Исходя из этих соображений, схематичность которых не мешает, надеюсь, их ясности, я позволю себе сказать несколько слов о практике культурно-просветительной деятельности, которую ныне развивают различные организации и группы. Начну с факта.

Один из рабочих районов Петрограда устроил театр, обрамление для сцены было написано весьма даровитым художником и изображало мускулистых рабочих, с засученными рукавами, фабрики, фабричные трубы,— все это сделано в стиле кубизма.

Рабочие, посмотрев на это искусство, решительно заявили:

— «Уберите это, этого нам не нужно! Нам нужно, чтобы в нас поддержали и развили любовь к природе, к полю, лесу, к широким пространствам, наполненным живой игрою красок и солнца. Поддержите в нас любовь к красоте, нам не нужно скуки, ежедневности!»

Это буквально так было сказано, и это сказано рабочими. В этих словах определенно звучит законное и естественное требование здорового человека, который ищет в искусстве контраста той действительности, которая утомляет и истязует душу. Отвратительные явления буден он знает лучше художника, и если художник не лирик, умеющий осветить серые сумерки жизни рабочего ласковым и ярким огнем своей души, если он не сатирик, имеющий силу изобразить грязный ад буден так, чтобы его картина, стихотворение или рассказ возбудили активное отвращение к будничной жизни, органическое стремление к празднику, если он не в состоянии вскрыть в обычном и привычном героическое и значительное,— если художник не может этого дать,— его искусство не нужно рабочему, человеку, который привык создавать из бесформенных масс сырого материала тончайшие вещи, сложные аппараты, мощные машины. Рабочий — тоже художник, ибо он дает бесформенному законченные формы.

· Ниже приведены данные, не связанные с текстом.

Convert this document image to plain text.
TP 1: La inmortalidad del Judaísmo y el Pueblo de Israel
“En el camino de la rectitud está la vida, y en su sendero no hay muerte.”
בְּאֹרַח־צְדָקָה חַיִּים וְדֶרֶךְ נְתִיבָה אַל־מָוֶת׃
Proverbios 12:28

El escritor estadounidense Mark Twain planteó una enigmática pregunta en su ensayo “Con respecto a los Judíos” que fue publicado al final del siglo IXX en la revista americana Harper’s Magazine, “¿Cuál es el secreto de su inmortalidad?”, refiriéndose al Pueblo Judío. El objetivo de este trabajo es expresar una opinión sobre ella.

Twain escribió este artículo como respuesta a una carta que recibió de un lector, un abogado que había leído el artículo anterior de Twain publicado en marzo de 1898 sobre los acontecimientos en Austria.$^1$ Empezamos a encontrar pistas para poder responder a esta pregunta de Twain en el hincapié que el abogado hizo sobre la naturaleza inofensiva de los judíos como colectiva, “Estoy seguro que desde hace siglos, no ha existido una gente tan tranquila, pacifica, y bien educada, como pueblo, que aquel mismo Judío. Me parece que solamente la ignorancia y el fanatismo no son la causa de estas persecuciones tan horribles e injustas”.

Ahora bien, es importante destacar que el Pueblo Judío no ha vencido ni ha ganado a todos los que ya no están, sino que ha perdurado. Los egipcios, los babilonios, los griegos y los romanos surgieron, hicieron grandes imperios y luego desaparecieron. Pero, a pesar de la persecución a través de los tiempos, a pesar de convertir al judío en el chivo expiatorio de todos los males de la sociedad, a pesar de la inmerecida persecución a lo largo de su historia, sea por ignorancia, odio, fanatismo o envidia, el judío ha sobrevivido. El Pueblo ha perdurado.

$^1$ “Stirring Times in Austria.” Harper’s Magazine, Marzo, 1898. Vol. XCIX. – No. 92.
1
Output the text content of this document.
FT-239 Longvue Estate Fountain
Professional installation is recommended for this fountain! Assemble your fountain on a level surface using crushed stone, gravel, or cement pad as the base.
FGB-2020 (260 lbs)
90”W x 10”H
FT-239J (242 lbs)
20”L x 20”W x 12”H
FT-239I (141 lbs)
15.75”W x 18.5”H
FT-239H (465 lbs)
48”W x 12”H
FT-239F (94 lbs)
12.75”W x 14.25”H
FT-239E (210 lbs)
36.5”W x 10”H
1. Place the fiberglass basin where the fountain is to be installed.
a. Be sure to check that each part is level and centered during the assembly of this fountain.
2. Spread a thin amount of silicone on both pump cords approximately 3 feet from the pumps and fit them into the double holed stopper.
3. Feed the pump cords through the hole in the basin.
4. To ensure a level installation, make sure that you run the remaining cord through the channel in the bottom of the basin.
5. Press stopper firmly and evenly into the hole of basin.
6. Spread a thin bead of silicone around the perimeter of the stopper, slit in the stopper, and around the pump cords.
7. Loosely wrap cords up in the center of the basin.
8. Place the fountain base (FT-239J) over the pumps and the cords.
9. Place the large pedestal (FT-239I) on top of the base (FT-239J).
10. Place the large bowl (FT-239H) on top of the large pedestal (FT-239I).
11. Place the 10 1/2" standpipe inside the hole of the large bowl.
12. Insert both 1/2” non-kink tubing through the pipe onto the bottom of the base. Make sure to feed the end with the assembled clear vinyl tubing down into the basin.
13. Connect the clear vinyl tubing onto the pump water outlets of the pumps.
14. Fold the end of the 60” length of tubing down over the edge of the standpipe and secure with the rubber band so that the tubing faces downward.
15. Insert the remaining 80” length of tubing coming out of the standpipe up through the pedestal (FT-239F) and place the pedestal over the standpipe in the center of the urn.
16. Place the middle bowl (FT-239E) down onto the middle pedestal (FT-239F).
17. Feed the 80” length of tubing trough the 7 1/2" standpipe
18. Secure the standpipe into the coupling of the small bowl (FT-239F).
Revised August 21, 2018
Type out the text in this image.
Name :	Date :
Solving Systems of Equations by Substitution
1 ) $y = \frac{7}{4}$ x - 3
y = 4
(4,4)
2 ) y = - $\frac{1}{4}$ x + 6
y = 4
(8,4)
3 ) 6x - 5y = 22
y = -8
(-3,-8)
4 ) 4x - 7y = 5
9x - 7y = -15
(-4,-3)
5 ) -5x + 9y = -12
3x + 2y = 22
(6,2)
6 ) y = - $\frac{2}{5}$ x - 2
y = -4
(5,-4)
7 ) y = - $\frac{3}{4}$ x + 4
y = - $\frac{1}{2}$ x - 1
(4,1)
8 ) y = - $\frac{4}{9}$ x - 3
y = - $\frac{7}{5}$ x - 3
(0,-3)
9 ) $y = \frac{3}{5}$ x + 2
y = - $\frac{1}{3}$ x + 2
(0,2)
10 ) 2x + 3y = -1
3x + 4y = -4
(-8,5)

Ему не может нравиться и ничего нового ему не скажет кубизм и вся так называемая «линейная живопись». Очень вероятно, что у новых течений живописи есть будущее, но пока они представляют собою кухню техники, которая может быть интересна только людям изощренного вкуса, художественным критикам и историкам искусства. Показывать же всю эту кухонную работу людям, жаждущим совершенной красоты, значит — давать им читать «Войну и Мир» Л. Толстого по его стократно перечеркнутым черновым корректурам.

Переходя от живописи к сценическому зрелищу, я ставлю парадоксальный — с виду — вопрос: что полезнее для социально-эстетического воспитания масс — «Дядя Ваня» Чехова или — «Сирано де Бержерак» Ростана, «Сверчок на печи» Диккенса или любая из пьес Островского?

Я стою за Ростана, Диккенса, за Шекспира, греческих трагиков и остроумные, веселые комедии французского театра. Я стою за этот репертуар потому, что — смею сказать — я знаю запросы духа рабочей массы. В ней достаточно глубоко развито сознание классовой вражды и социальных различий, она хочет видеть и понять явления общечеловечности и единства, она уже чувствует, что сознание единства, чувств, мыслей,— основа культуры человека, признак общечеловеческого стремления к радости, счастью — к созданию на земле праздника.

Она хочет, чтобы души ее коснулось самое лучшее, что создано чувством и мыслью человека, хочет изумиться гению человека, понять и полюбить его.

* * *

Ядовитый туман буден, отравленных непрерывной враждою за кусок хлеба, во все века, у всех народов скрашивался и смягчался творчеством науки, искусства — только наука и искусство облагораживают наш звериный быт. И как нельзя более своевременно, необходимо ввести в нашу фантастически дикую современность высочайшие достижения творцов науки, искусства, все драгоценное мира, все сокровища его духа, все, что имеет силу перевоспитать человека, поднять его, творца фактов, над фактами.

Человечеством создано много прекрасного, люди ежедневно создают массу хлама и гадостей, и, под этой грудою неизбежных пустяков, прекрасное становится невидимым.

Нужно жить так, чтобы оно было всегда пред глазами у нас — тогда оно явится возбудителем чувств, мыслей и поступков, достойных человека.

А поместив человека в свиной хлев — глупо требовать, чтобы он был ангелом.

НЕСВОЕВРЕМЕННЫЕ МЫСЛИ

«Новая Жизнь» № 113 (328), 11 июня (29 мая) 1918 г.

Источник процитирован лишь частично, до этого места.